Compte tenu des dimensions de l'œuvre et de son degré de fragmentation, les pièces ont été travaillées en parallèle du sauvetage, au fur et à mesure de leur arrivée à l'atelier. Avant de sécher l'humidité acquise, chaque pièce a été lavée avec de l'eau et un détergent neutre; plus tard, les taches laissées par les champignons ont été éliminées.

Avec tout le matériau propre, à la fois la céramique et le stuc, il était nécessaire d'appliquer un consolidant pour augmenter sa résistance mécanique, c'est-à-dire d'introduire dans sa structure une résine qui, lors du séchage, donnait une dureté plus grande que l'original, qui, comme déjà Avons-nous mentionné, il manquait. Ceci a été réalisé en immergeant tous les fragments dans une solution Ir d'un copolymère acrylique à faible concentration, en les laissant dans ce bain pendant plusieurs jours-en fonction de leurs différentes épaisseurs- pour permettre une pénétration complète. On les a ensuite laissé sécher dans un environnement hermétiquement fermé afin d'éviter une évaporation accélérée du solvant, qui aurait entraîné le matériau de consolidation vers la surface, laissant le noyau faible. Ce processus est très important car une fois assemblé, la pièce pèse beaucoup, et comme elle n'est plus dans sa constitution d'origine, elle est plus vulnérable. Plus tard, chaque fragment a dû être revu car beaucoup présentaient des fissures sur lesquelles un adhésif était appliqué à différentes concentrations pour obtenir une union parfaite.

Une fois tous les points faibles du matériau éliminés, les fragments ont été étalés sur des tables selon la pièce à laquelle ils correspondaient et la reconstruction de leur forme a commencé, en joignant les fragments avec un polyacétate de vinyle comme adhésif. Il est à noter qu'il s'agit d'un processus très méticuleux, puisque chaque fragment doit être parfaitement joint en fonction de sa résistance et de sa position, car cela affecte l'incorporation des derniers fragments.

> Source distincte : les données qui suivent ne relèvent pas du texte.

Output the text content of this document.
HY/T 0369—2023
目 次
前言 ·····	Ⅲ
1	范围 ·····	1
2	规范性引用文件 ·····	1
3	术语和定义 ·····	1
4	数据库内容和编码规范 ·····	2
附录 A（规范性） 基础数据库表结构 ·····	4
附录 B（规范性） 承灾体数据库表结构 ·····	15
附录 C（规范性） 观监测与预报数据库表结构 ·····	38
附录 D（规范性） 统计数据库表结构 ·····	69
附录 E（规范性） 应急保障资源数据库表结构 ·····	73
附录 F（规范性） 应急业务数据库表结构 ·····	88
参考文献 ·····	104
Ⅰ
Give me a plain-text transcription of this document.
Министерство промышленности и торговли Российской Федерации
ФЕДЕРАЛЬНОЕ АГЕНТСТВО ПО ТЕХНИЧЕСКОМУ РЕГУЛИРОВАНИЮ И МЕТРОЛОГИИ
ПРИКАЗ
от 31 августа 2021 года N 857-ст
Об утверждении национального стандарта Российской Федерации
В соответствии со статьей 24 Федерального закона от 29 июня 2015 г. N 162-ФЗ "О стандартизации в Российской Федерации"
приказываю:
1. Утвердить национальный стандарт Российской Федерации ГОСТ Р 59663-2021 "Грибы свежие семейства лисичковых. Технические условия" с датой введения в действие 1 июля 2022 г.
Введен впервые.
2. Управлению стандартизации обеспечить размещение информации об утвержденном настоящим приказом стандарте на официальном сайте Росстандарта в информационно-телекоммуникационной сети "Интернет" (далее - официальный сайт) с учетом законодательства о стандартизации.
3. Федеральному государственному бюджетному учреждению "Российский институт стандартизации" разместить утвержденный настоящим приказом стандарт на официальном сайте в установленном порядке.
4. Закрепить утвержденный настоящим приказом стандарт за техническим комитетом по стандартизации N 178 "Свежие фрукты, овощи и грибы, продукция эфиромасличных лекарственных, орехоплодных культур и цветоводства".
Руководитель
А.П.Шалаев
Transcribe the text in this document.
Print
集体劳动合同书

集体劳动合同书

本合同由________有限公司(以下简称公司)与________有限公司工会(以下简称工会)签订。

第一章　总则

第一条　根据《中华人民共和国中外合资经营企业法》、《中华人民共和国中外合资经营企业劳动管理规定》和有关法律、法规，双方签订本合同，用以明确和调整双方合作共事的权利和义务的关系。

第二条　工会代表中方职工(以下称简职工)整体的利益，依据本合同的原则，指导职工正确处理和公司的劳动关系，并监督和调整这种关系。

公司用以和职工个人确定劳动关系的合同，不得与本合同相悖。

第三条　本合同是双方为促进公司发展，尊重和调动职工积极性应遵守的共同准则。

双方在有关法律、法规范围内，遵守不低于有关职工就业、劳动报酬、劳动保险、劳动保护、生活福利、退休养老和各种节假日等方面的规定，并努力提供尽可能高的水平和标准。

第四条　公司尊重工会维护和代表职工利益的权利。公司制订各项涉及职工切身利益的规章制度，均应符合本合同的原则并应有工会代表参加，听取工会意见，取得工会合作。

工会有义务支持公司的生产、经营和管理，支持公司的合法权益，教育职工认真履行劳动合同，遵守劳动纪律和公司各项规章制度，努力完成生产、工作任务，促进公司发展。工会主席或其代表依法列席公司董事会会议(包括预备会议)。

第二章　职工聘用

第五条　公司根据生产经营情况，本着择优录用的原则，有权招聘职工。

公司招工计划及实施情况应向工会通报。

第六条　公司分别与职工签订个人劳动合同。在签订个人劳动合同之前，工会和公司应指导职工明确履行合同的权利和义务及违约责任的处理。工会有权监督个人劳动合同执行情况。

Au fur et à mesure que le travail avançait, il se compliquait du fait du poids et des dimensions qu'il acquérait: il était très difficile d'obtenir la bonne position lors du séchage de la colle, ce qui n'est pas immédiat. En raison du poids élevé des bras et de la supposition, l'union de ceux-ci au tronc a dû être faite avec une variante, car des forces étaient exercées qui empêchaient leur adhésion. De plus, les parois de la zone de l'union correspondant au tronc étaient très minces, il y avait donc un risque qu'elles cèdent lors de la jonction des bras. Pour ces raisons, des perforations ont été réalisées dans les deux parties et de chaque côté des joints, et profitant du fait que les bras présentent un trou sur toute leur longueur, des tiges en acier inoxydable ont été introduites pour répartir les efforts. Un adhésif plus résistant a été appliqué sur ces joints pour assurer, par divers moyens, une adhérence durable.

Une fois la forme intégrale des sculptures retrouvée, les parties manquantes - les moins importantes - ont été remplacées et tous les joints ont été réparés avec une pâte à base de fibre céramique, de kaolin et d'un polyvinylacétal. Cette tâche a été réalisée dans le double objectif d'augmenter la résistance structurelle et en même temps d'avoir une base pour l'application ultérieure de couleur dans ces lignes de rupture, réalisant ainsi la liaison visuelle de tous les fragments observés à une distance d'exposition normale. Enfin, les stucs qui avaient été séparés au moment du sauvetage ont été mis en place.

Comme les pièces ne tiennent pas d'elles-mêmes, pour être exposée une structure interne de tiges en acier inoxydable et de feuilles de métal placées aux points de jonction des embons a été conçue, de manière à ce que les pointes soutiennent la structure distribuant le grand poids et la fixation à une base.

Enfin, grâce au travail effectué, les sculptures ont été exposées au Musée. Nous pouvons maintenant apprécier, à travers les connaissances techniques et la sensibilité de l'artiste, ce que la guerre, le pouvoir et la fierté d'un grand empire signifiaient pour les Aztèques.